Fractional ownership refers to the division of a property into smaller, more affordable units, allowing individual investors to participate in the real estate market without bearing the full cost of a property. The minimum investment required on these platforms typically falls between 100,000 and 250,000 rupees.



SEBI's proposed regulations come in response to growing concerns about the absence of standard, uniform selling practices, potential misinformation, and the absence of independent valuation or diligence on these platforms. "The absence of these measures could result in investors falling prey to mis-selling," cautioned SEBI in a discussion paper released late Friday. This document marks the first stage in SEBI's process of formulating new rules.



In order to promote transparency and accountability, the regulator suggested that these platforms should register under the Regulatory Framework for Micro, Small, and Medium REITs. This would entail the appointment of separate trustees, sponsors, and investment managers. Furthermore, the sponsor and investment manager would be required to maintain a net worth of 20 million rupees and 10 million rupees, respectively.



According to SEBI, the real estate assets listed on these platforms closely resemble those defined under the REIT Regulations. The concept of fractional ownership has been operational globally since 2015, with significant traction in markets such as the United States and the United Arab Emirates.



SEBI's proposed regulation serves as a critical step in standardizing fractional ownership platforms and ensuring robust investor protection. As the sector continues to grow, regulatory oversight will become increasingly vital to maintain trust and stability in this emerging market.

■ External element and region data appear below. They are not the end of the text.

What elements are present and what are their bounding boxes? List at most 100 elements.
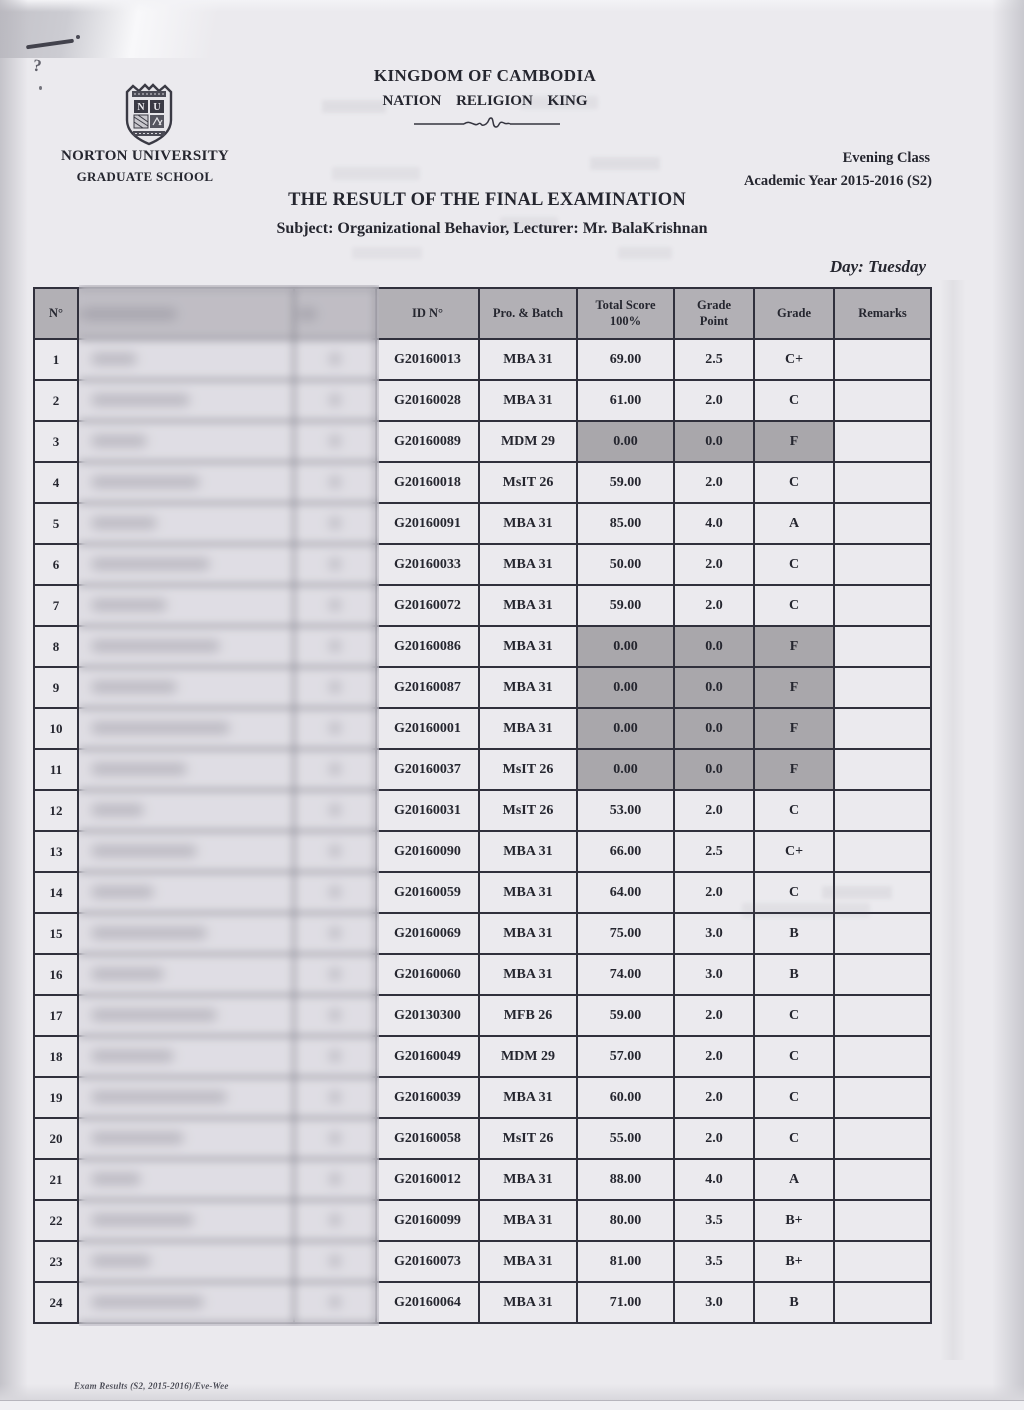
cell-point: 2.0 <box>673 584 755 627</box>
cell-id: G20160099 <box>375 1199 480 1242</box>
cell-id: G20160073 <box>375 1240 480 1283</box>
cell-grade: F <box>753 625 835 668</box>
cell-remarks <box>833 584 932 627</box>
cell-point: 2.5 <box>673 338 755 381</box>
cell-remarks <box>833 707 932 750</box>
cell-no: 7 <box>33 584 79 627</box>
cell-id: G20160089 <box>375 420 480 463</box>
academic-year: Academic Year 2015-2016 (S2) <box>743 173 932 189</box>
cell-id: G20160064 <box>375 1281 480 1324</box>
cell-point: 2.0 <box>673 543 755 586</box>
cell-grade: C <box>753 461 835 504</box>
graduate-school: GRADUATE SCHOOL <box>76 169 214 184</box>
cell-point: 3.0 <box>673 912 755 955</box>
cell-no: 22 <box>33 1199 79 1242</box>
cell-grade: C+ <box>753 830 835 873</box>
cell-remarks <box>833 1076 932 1119</box>
cell-score: 88.00 <box>576 1158 675 1201</box>
cell-score: 59.00 <box>576 584 675 627</box>
cell-batch: MBA 31 <box>478 543 578 586</box>
cell-id: G20160069 <box>375 912 480 955</box>
cell-point: 2.5 <box>673 830 755 873</box>
kingdom-line: KINGDOM OF CAMBODIA <box>373 66 597 85</box>
cell-no: 9 <box>33 666 79 709</box>
cell-remarks <box>833 1035 932 1078</box>
svg-text:N: N <box>137 102 145 113</box>
cell-grade: B+ <box>753 1199 835 1242</box>
cell-point: 2.0 <box>673 1076 755 1119</box>
header-grade: Grade <box>753 287 835 340</box>
paper-crease <box>940 280 966 1360</box>
cell-point: 0.0 <box>673 420 755 463</box>
cell-remarks <box>833 1240 932 1283</box>
cell-id: G20160086 <box>375 625 480 668</box>
cell-point: 2.0 <box>673 994 755 1037</box>
cell-point: 2.0 <box>673 871 755 914</box>
pen-mark <box>25 38 75 50</box>
cell-grade: A <box>753 502 835 545</box>
cell-no: 6 <box>33 543 79 586</box>
cell-point: 3.5 <box>673 1240 755 1283</box>
cell-batch: MsIT 26 <box>478 748 578 791</box>
cell-point: 3.5 <box>673 1199 755 1242</box>
cell-no: 11 <box>33 748 79 791</box>
cell-point: 3.0 <box>673 953 755 996</box>
cell-no: 10 <box>33 707 79 750</box>
cell-no: 4 <box>33 461 79 504</box>
cell-no: 14 <box>33 871 79 914</box>
cell-point: 0.0 <box>673 625 755 668</box>
pen-mark-dot <box>76 35 80 39</box>
day-line: Day: Tuesday <box>829 257 926 276</box>
scan-left-shadow <box>0 0 28 1410</box>
cell-grade: F <box>753 748 835 791</box>
cell-id: G20160060 <box>375 953 480 996</box>
cell-grade: C <box>753 1117 835 1160</box>
cell-no: 1 <box>33 338 79 381</box>
cell-id: G20160037 <box>375 748 480 791</box>
cell-score: 75.00 <box>576 912 675 955</box>
university-name: NORTON UNIVERSITY <box>60 148 230 164</box>
cell-remarks <box>833 1199 932 1242</box>
header-point: Grade Point <box>673 287 755 340</box>
cell-point: 4.0 <box>673 1158 755 1201</box>
cell-grade: F <box>753 666 835 709</box>
cell-batch: MBA 31 <box>478 1240 578 1283</box>
cell-batch: MBA 31 <box>478 912 578 955</box>
cell-batch: MDM 29 <box>478 420 578 463</box>
cell-no: 24 <box>33 1281 79 1324</box>
cell-no: 12 <box>33 789 79 832</box>
cell-batch: MBA 31 <box>478 625 578 668</box>
cell-batch: MBA 31 <box>478 379 578 422</box>
cell-grade: A <box>753 1158 835 1201</box>
cell-batch: MBA 31 <box>478 707 578 750</box>
cell-id: G20160013 <box>375 338 480 381</box>
redaction-blur-overlay <box>79 285 379 1326</box>
page-corner-fold <box>0 0 340 58</box>
cell-grade: C <box>753 789 835 832</box>
cell-id: G20160059 <box>375 871 480 914</box>
cell-remarks <box>833 871 932 914</box>
cell-remarks <box>833 461 932 504</box>
cell-no: 20 <box>33 1117 79 1160</box>
header-no: N° <box>33 287 79 340</box>
cell-id: G20160091 <box>375 502 480 545</box>
cell-grade: C <box>753 543 835 586</box>
cell-no: 2 <box>33 379 79 422</box>
cell-grade: C <box>753 871 835 914</box>
cell-point: 0.0 <box>673 707 755 750</box>
cell-score: 0.00 <box>576 748 675 791</box>
cell-score: 0.00 <box>576 707 675 750</box>
ink-speck <box>39 86 42 90</box>
class-session: Evening Class <box>842 150 930 166</box>
header-id: ID N° <box>375 287 480 340</box>
cell-score: 64.00 <box>576 871 675 914</box>
cell-no: 8 <box>33 625 79 668</box>
cell-remarks <box>833 1117 932 1160</box>
subject-lecturer-line: Subject: Organizational Behavior, Lectur… <box>276 220 708 237</box>
cell-remarks <box>833 420 932 463</box>
cell-remarks <box>833 666 932 709</box>
cell-score: 50.00 <box>576 543 675 586</box>
cell-remarks <box>833 789 932 832</box>
cell-grade: B <box>753 953 835 996</box>
cell-score: 71.00 <box>576 1281 675 1324</box>
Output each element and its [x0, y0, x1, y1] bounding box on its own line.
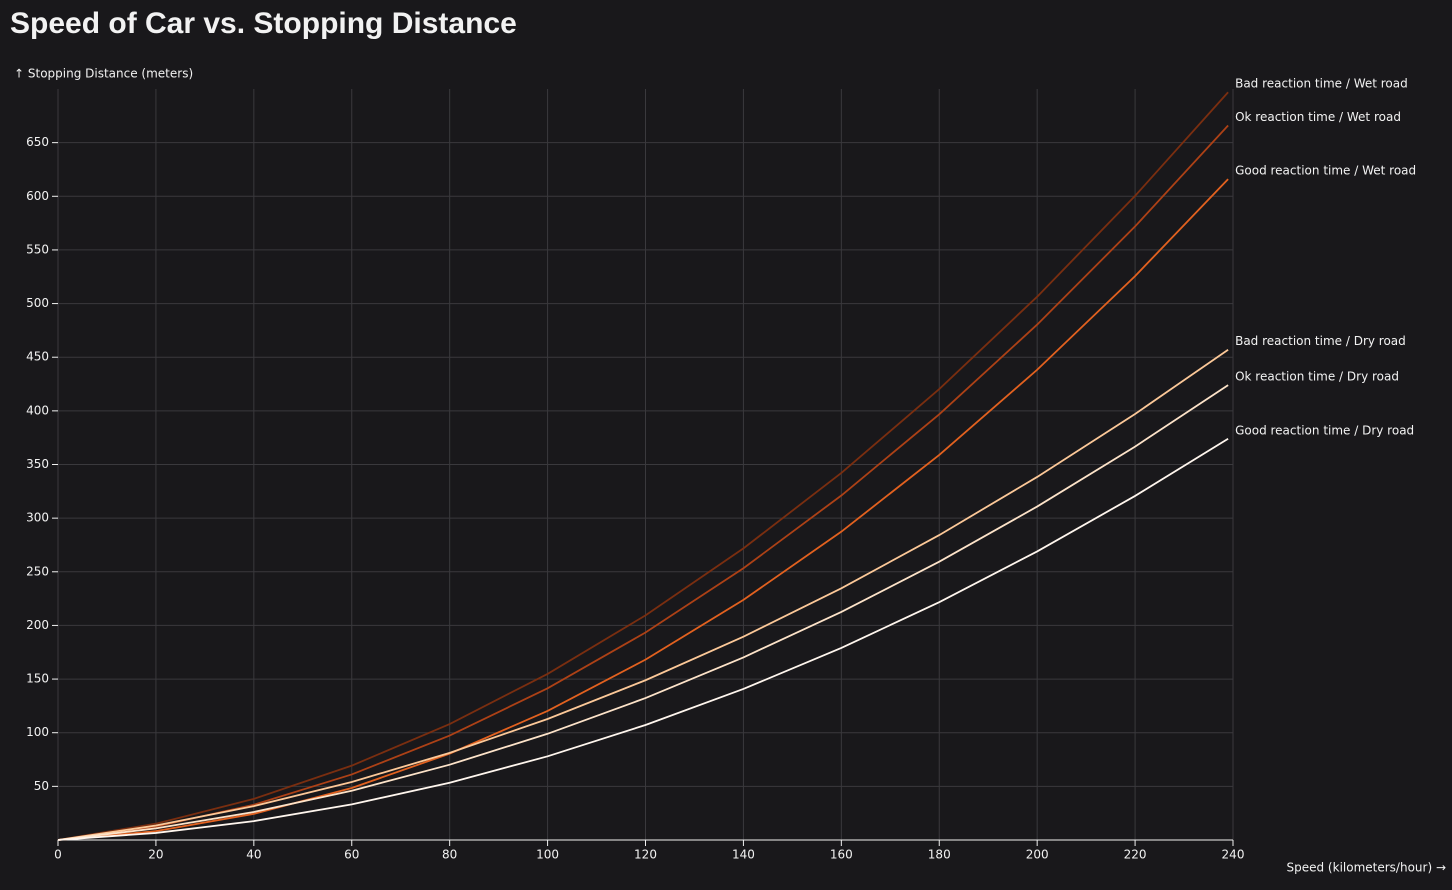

In conclusion, as India's market regulator, SEBI is working proactively to protect small investors in the rapidly evolving fractional real estate sector. The proposed regulations aim to standardize operations, ensure independent valuation, and maintain transparency, providing a safer investment environment for small-scale investors. The next step in the process will be to formalize these proposed rules, thus reinforcing investor confidence in this burgeoning sector.